You may notice an oversight in this first part: after referencing verse three, I failed to explore its meaning. Part two addresses this mistake. Please do not let it distact you here. 

Anchors may be the least thought about, most important component of a building. In tornado or flood, the best built home on the strongest foundation will suffer tragic destruction without adequate anchoring. The same applies to spiritual construction. We can be sure that Jesus Christ, as the Master Builder of His church, has provided adequate “anchor” between structure and foundation. One such anchor can be found in Paul’s letter to the Romans.

I recently discovered something about Romans that many of you might already know. The first eleven chapters contain Paul’s theological foundation of the Gospel of Jesus Christ. The remaining five chapters then describe the church structure that Christ is building. This being the case, we can understand and explore the first eight verses of Romans 12 as the metaphorical anchor that secures the structure of the church to its theological foundation.

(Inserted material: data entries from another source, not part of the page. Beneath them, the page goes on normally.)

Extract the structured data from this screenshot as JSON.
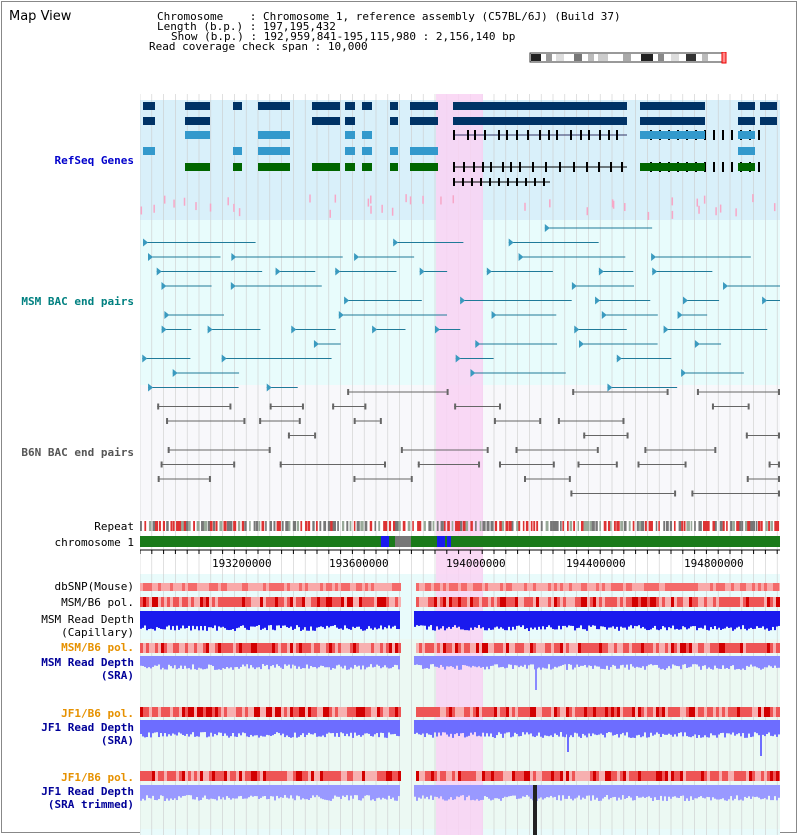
{
  "title": "Map View",
  "info": {
    "chromosome_label": "Chromosome",
    "chromosome_value": "Chromosome 1, reference assembly (C57BL/6J) (Build 37)",
    "length_label": "Length (b.p.)",
    "length_value": "197,195,432",
    "show_label": "Show (b.p.)",
    "show_value": "192,959,841-195,115,980 : 2,156,140 bp",
    "span_label": "Read coverage check span",
    "span_value": "10,000"
  },
  "tracks": {
    "refseq": "RefSeq Genes",
    "msm_bac": "MSM BAC end pairs",
    "b6n_bac": "B6N BAC end pairs",
    "repeat": "Repeat",
    "chromosome": "chromosome 1",
    "dbsnp": "dbSNP(Mouse)",
    "msm_b6_pol_cap": "MSM/B6 pol.",
    "msm_depth_cap": "MSM Read Depth\n(Capillary)",
    "msm_b6_pol_sra": "MSM/B6 pol.",
    "msm_depth_sra": "MSM Read Depth\n(SRA)",
    "jf1_b6_pol": "JF1/B6 pol.",
    "jf1_depth_sra": "JF1 Read Depth\n(SRA)",
    "jf1_b6_pol_trim": "JF1/B6 pol.",
    "jf1_depth_trim": "JF1 Read Depth\n(SRA trimmed)"
  },
  "axis": {
    "ticks": [
      "193200000",
      "193600000",
      "194000000",
      "194400000",
      "194800000"
    ]
  },
  "colors": {
    "refseq_label": "#0000cc",
    "msm_bac_label": "#008080",
    "b6n_bac_label": "#666666",
    "orange_label": "#e69100",
    "blue_label": "#000099",
    "highlight": "#f9d2f3",
    "refseq_bg": "#d9f0fa",
    "msm_bg": "#e8fcfc",
    "b6n_bg": "#f8f8fb",
    "gene_navy": "#003366",
    "gene_blue": "#3399cc",
    "gene_green": "#006600",
    "depth_blue": "#1a1aee",
    "depth_light": "#8080ff"
  }
}
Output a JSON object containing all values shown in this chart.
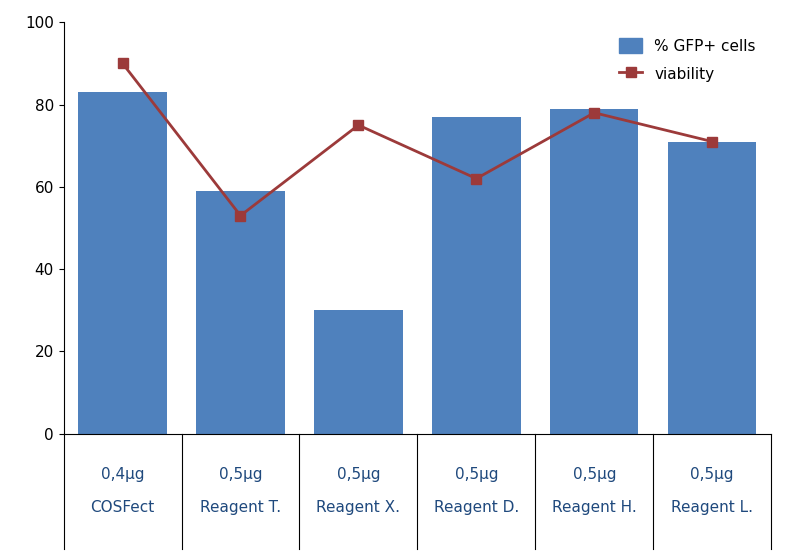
{
  "categories_line1": [
    "0,4μg",
    "0,5μg",
    "0,5μg",
    "0,5μg",
    "0,5μg",
    "0,5μg"
  ],
  "categories_line2": [
    "COSFect",
    "Reagent T.",
    "Reagent X.",
    "Reagent D.",
    "Reagent H.",
    "Reagent L."
  ],
  "bar_values": [
    83,
    59,
    30,
    77,
    79,
    71
  ],
  "line_values": [
    90,
    53,
    75,
    62,
    78,
    71
  ],
  "bar_color": "#4F81BD",
  "line_color": "#9C3A3A",
  "marker_style": "s",
  "marker_size": 7,
  "ylim": [
    0,
    100
  ],
  "yticks": [
    0,
    20,
    40,
    60,
    80,
    100
  ],
  "legend_bar_label": "% GFP+ cells",
  "legend_line_label": "viability",
  "background_color": "#ffffff",
  "bar_width": 0.75,
  "line_width": 2.0,
  "tick_fontsize": 11,
  "label_fontsize": 11,
  "legend_fontsize": 11
}
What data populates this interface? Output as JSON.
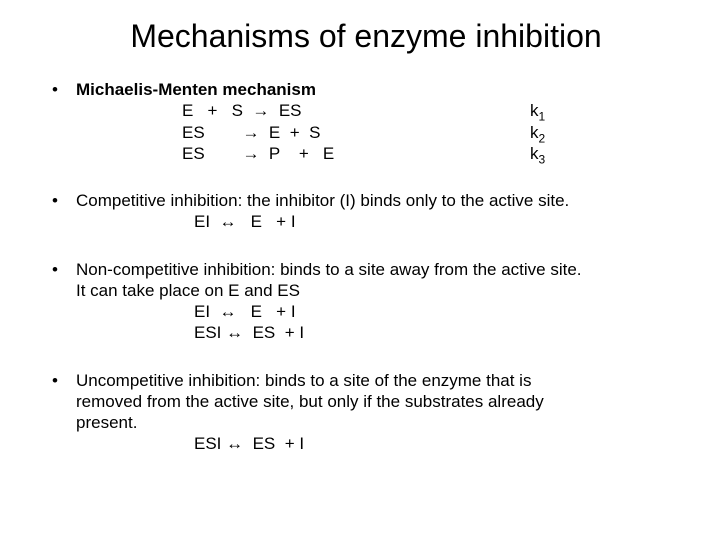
{
  "title": "Mechanisms of enzyme inhibition",
  "bullets": {
    "mm": {
      "heading": "Michaelis-Menten mechanism",
      "row1_eq": "E   +   S  →  ES",
      "row1_k": "k",
      "row1_ksub": "1",
      "row2_eq": "ES        →  E  +  S",
      "row2_k": "k",
      "row2_ksub": "2",
      "row3_eq": "ES        →  P    +   E",
      "row3_k": "k",
      "row3_ksub": "3"
    },
    "comp": {
      "text": "Competitive inhibition: the inhibitor (I) binds only to the active site.",
      "eq": "EI  ↔   E   + I"
    },
    "noncomp": {
      "line1": "Non-competitive inhibition: binds to a site away from the active site.",
      "line2": "It can take place on E and ES",
      "eq1": "EI  ↔   E   + I",
      "eq2": "ESI ↔  ES  + I"
    },
    "uncomp": {
      "line1": "Uncompetitive inhibition: binds to a site of the enzyme that is",
      "line2": "removed from the active site, but only if the substrates already",
      "line3": "present.",
      "eq": "ESI ↔  ES  + I"
    }
  }
}
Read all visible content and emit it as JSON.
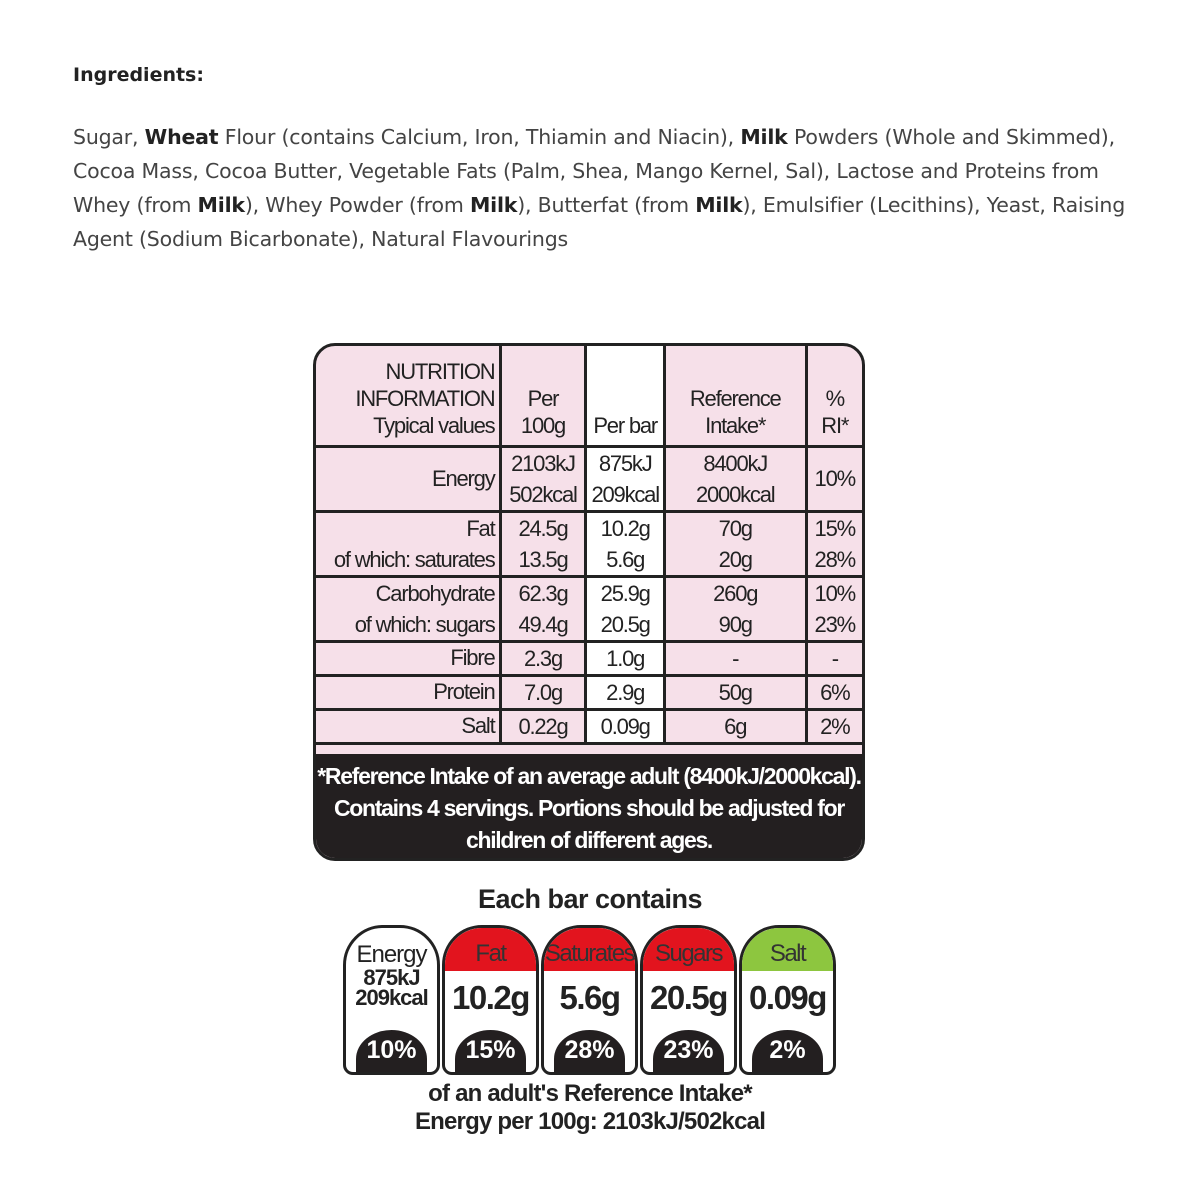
{
  "ingredients": {
    "title": "Ingredients:",
    "parts": [
      {
        "t": "Sugar, ",
        "b": false
      },
      {
        "t": "Wheat",
        "b": true
      },
      {
        "t": " Flour (contains Calcium, Iron, Thiamin and Niacin), ",
        "b": false
      },
      {
        "t": "Milk",
        "b": true
      },
      {
        "t": " Powders (Whole and Skimmed), Cocoa Mass, Cocoa Butter, Vegetable Fats (Palm, Shea, Mango Kernel, Sal), Lactose and Proteins from Whey (from ",
        "b": false
      },
      {
        "t": "Milk",
        "b": true
      },
      {
        "t": "), Whey Powder (from ",
        "b": false
      },
      {
        "t": "Milk",
        "b": true
      },
      {
        "t": "), Butterfat (from ",
        "b": false
      },
      {
        "t": "Milk",
        "b": true
      },
      {
        "t": "), Emulsifier (Lecithins), Yeast, Raising Agent (Sodium Bicarbonate), Natural Flavourings",
        "b": false
      }
    ]
  },
  "nutrition": {
    "header": [
      "NUTRITION INFORMATION Typical values",
      "Per 100g",
      "Per bar",
      "Reference Intake*",
      "% RI*"
    ],
    "rows": [
      {
        "label": [
          "Energy"
        ],
        "per100": [
          "2103kJ",
          "502kcal"
        ],
        "perbar": [
          "875kJ",
          "209kcal"
        ],
        "ri": [
          "8400kJ",
          "2000kcal"
        ],
        "pct": [
          "10%"
        ]
      },
      {
        "label": [
          "Fat",
          "of which: saturates"
        ],
        "per100": [
          "24.5g",
          "13.5g"
        ],
        "perbar": [
          "10.2g",
          "5.6g"
        ],
        "ri": [
          "70g",
          "20g"
        ],
        "pct": [
          "15%",
          "28%"
        ]
      },
      {
        "label": [
          "Carbohydrate",
          "of which: sugars"
        ],
        "per100": [
          "62.3g",
          "49.4g"
        ],
        "perbar": [
          "25.9g",
          "20.5g"
        ],
        "ri": [
          "260g",
          "90g"
        ],
        "pct": [
          "10%",
          "23%"
        ]
      },
      {
        "label": [
          "Fibre"
        ],
        "per100": [
          "2.3g"
        ],
        "perbar": [
          "1.0g"
        ],
        "ri": [
          "-"
        ],
        "pct": [
          "-"
        ]
      },
      {
        "label": [
          "Protein"
        ],
        "per100": [
          "7.0g"
        ],
        "perbar": [
          "2.9g"
        ],
        "ri": [
          "50g"
        ],
        "pct": [
          "6%"
        ]
      },
      {
        "label": [
          "Salt"
        ],
        "per100": [
          "0.22g"
        ],
        "perbar": [
          "0.09g"
        ],
        "ri": [
          "6g"
        ],
        "pct": [
          "2%"
        ]
      }
    ],
    "footnote": [
      "*Reference Intake of an average adult (8400kJ/2000kcal).",
      "Contains 4 servings. Portions should be adjusted for",
      "children of different ages."
    ]
  },
  "gda": {
    "title": "Each bar contains",
    "items": [
      {
        "name": "Energy",
        "value": [
          "875kJ",
          "209kcal"
        ],
        "pct": "10%",
        "color": "#ffffff"
      },
      {
        "name": "Fat",
        "value": [
          "10.2g"
        ],
        "pct": "15%",
        "color": "#e2141e"
      },
      {
        "name": "Saturates",
        "value": [
          "5.6g"
        ],
        "pct": "28%",
        "color": "#e2141e"
      },
      {
        "name": "Sugars",
        "value": [
          "20.5g"
        ],
        "pct": "23%",
        "color": "#e2141e"
      },
      {
        "name": "Salt",
        "value": [
          "0.09g"
        ],
        "pct": "2%",
        "color": "#8dc63f"
      }
    ],
    "footer": [
      "of an adult's Reference Intake*",
      "Energy per 100g: 2103kJ/502kcal"
    ]
  }
}
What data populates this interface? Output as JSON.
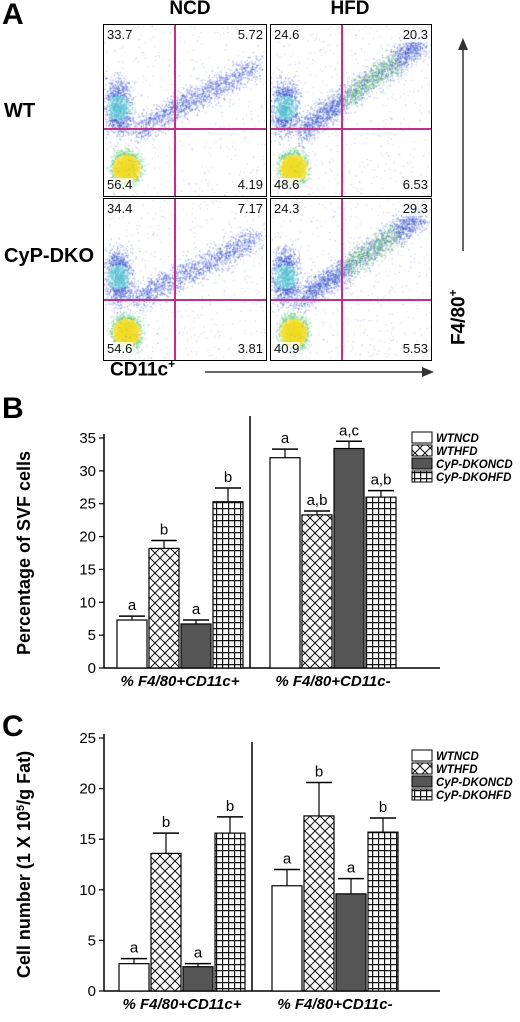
{
  "panel_a": {
    "letter": "A",
    "col_headers": [
      "NCD",
      "HFD"
    ],
    "row_labels": [
      "WT",
      "CyP-DKO"
    ],
    "x_axis_label": "CD11c",
    "x_axis_sup": "+",
    "y_axis_label": "F4/80",
    "y_axis_sup": "+",
    "plots": [
      {
        "id": "wt-ncd",
        "ul": "33.7",
        "ur": "5.72",
        "ll": "56.4",
        "lr": "4.19"
      },
      {
        "id": "wt-hfd",
        "ul": "24.6",
        "ur": "20.3",
        "ll": "48.6",
        "lr": "6.53"
      },
      {
        "id": "dko-ncd",
        "ul": "34.4",
        "ur": "7.17",
        "ll": "54.6",
        "lr": "3.81"
      },
      {
        "id": "dko-hfd",
        "ul": "24.3",
        "ur": "29.3",
        "ll": "40.9",
        "lr": "5.53"
      }
    ]
  },
  "chart_data": [
    {
      "type": "bar",
      "panel": "B",
      "ylabel": "Percentage of SVF cells",
      "ylim": [
        0,
        35
      ],
      "yticks": [
        "0",
        "5",
        "10",
        "15",
        "20",
        "25",
        "30",
        "35"
      ],
      "groups": [
        "% F4/80+CD11c+",
        "% F4/80+CD11c-"
      ],
      "series": [
        {
          "name": "WTNCD",
          "values": [
            7.3,
            32.0
          ],
          "errors": [
            0.6,
            1.3
          ],
          "labels": [
            "a",
            "a"
          ],
          "color": "#ffffff",
          "pattern": "white"
        },
        {
          "name": "WTHFD",
          "values": [
            18.2,
            23.3
          ],
          "errors": [
            1.2,
            0.6
          ],
          "labels": [
            "b",
            "a,b"
          ],
          "color": "#ffffff",
          "pattern": "cross"
        },
        {
          "name": "CyP-DKONCD",
          "values": [
            6.7,
            33.4
          ],
          "errors": [
            0.6,
            1.1
          ],
          "labels": [
            "a",
            "a,c"
          ],
          "color": "#555555",
          "pattern": "solid"
        },
        {
          "name": "CyP-DKOHFD",
          "values": [
            25.3,
            26.0
          ],
          "errors": [
            2.1,
            1.0
          ],
          "labels": [
            "b",
            "a,b"
          ],
          "color": "#ffffff",
          "pattern": "grid"
        }
      ],
      "legend_position": "top-right",
      "letter": "B"
    },
    {
      "type": "bar",
      "panel": "C",
      "ylabel": "Cell number (1 X 10",
      "ylabel_sup": "5",
      "ylabel_tail": "/g Fat)",
      "ylim": [
        0,
        25
      ],
      "yticks": [
        "0",
        "5",
        "10",
        "15",
        "20",
        "25"
      ],
      "groups": [
        "% F4/80+CD11c+",
        "% F4/80+CD11c-"
      ],
      "series": [
        {
          "name": "WTNCD",
          "values": [
            2.7,
            10.4
          ],
          "errors": [
            0.5,
            1.6
          ],
          "labels": [
            "a",
            "a"
          ],
          "color": "#ffffff",
          "pattern": "white"
        },
        {
          "name": "WTHFD",
          "values": [
            13.6,
            17.3
          ],
          "errors": [
            2.0,
            3.3
          ],
          "labels": [
            "b",
            "b"
          ],
          "color": "#ffffff",
          "pattern": "cross"
        },
        {
          "name": "CyP-DKONCD",
          "values": [
            2.4,
            9.6
          ],
          "errors": [
            0.3,
            1.5
          ],
          "labels": [
            "a",
            "a"
          ],
          "color": "#555555",
          "pattern": "solid"
        },
        {
          "name": "CyP-DKOHFD",
          "values": [
            15.6,
            15.7
          ],
          "errors": [
            1.6,
            1.4
          ],
          "labels": [
            "b",
            "b"
          ],
          "color": "#ffffff",
          "pattern": "grid"
        }
      ],
      "legend_position": "top-right",
      "letter": "C"
    }
  ]
}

From a process perspective, this portion of Paul’s letter serves as a transition stage, containing the personal and corporate worldview, attitudes, and commitments required to become the church Paul envisions – the manifested reality of his most comprehensive theology. Moving from Paul’s revelation of the gospel to its application, one must pass through this mandatory stage. It is, therefore, critical for us to understand how to apply this anchor in our personal lives and in the spheres of influence entrusted to us.

Generally, this passage presents two perspectives. The first three verses speak to the individual; the remainder to the church in fellowship. This order seems important – individual application working its way into the corporate body. That is not to suggest that the former can be accomplished outside of community encouragement and accountability. As Paul states in verses four and five, we are members of one body and members of one another.

In this article, we will focus on the personal application of the Romans anchor.

Personal Application

I beseech you therefore, brethren, by the mercies of God, that you present your bodies a living sacrifice, holy, acceptable to God, which is your reasonable service. And do not be conformed to this world, but be transformed by the renewing of your mind, that you may prove what is that good and acceptable and perfect will of God. Romans 12:1-2

It should come as no surprise that the anchor between Christian theology and practice is our participation in the death, burial, and resurrection of Jesus Christ; no one comes to the Father except through Him (John 14:6). We have been crucified with Christ in order that we might find our life in Him (Galatians 2:20). It is only in Him that we are holy and acceptable to God.

Furthermore, this anchor includes our reasonable service. This presents a critical distinction: God does not want our bodies sacrificed to Him; His Son has already served that purpose. God is offering us the opportunity to be set apart for His glorifying work (i.e., holy) as the instruments of His sacrificial love to others. In fact, this is a good summary statement for the remainder of Paul’s Letter to the Romans.

Abiding in Christ and surrendered to the Father’s love, we are commanded and empowered to live in the world while resisting conformity with it (John 17:15). In regards to the subject at hand, the transforming renewal of our minds serves two purposes. First, it reinforces our resistance to worldly conformity. The renewed mind holds fast to, and enjoys being, crucified to the world (Galatians 6:14).

Secondly, the renewal of our mind positions us to test and know the will of God. This is no small matter. As we are transformed into the image of the glory of the Lord, by the Holy Spirit (2Corinthians 3:18), we more readily seek the Father’s will as the instruments of His love (John 5:30).

In practice, we participate with the Holy Spirit by reckoning the foundational truths as true for ourselves. This is an ongoing process that requires several spiritual disciplines: prayer, Bible study, taking every thought captive, etc. In fact, one might argue that the spiritual disciplines are anchors themselves, given by God to establish and guide the connection of our religious practice to strong theological foundation.

In conclusion, it is important to note that our personal transition from theology to practice requires the involvement of others in the Body of Christ. As we will discover in an upcoming article, we have been given prophets, ministers, teachers, etc. to help us along the way. It is impossible to be a part of the church Jesus Christ is building without being in fellowship with it. So…

God bless you with courage and sacrificial love for strong fellowship in the church His Son is building.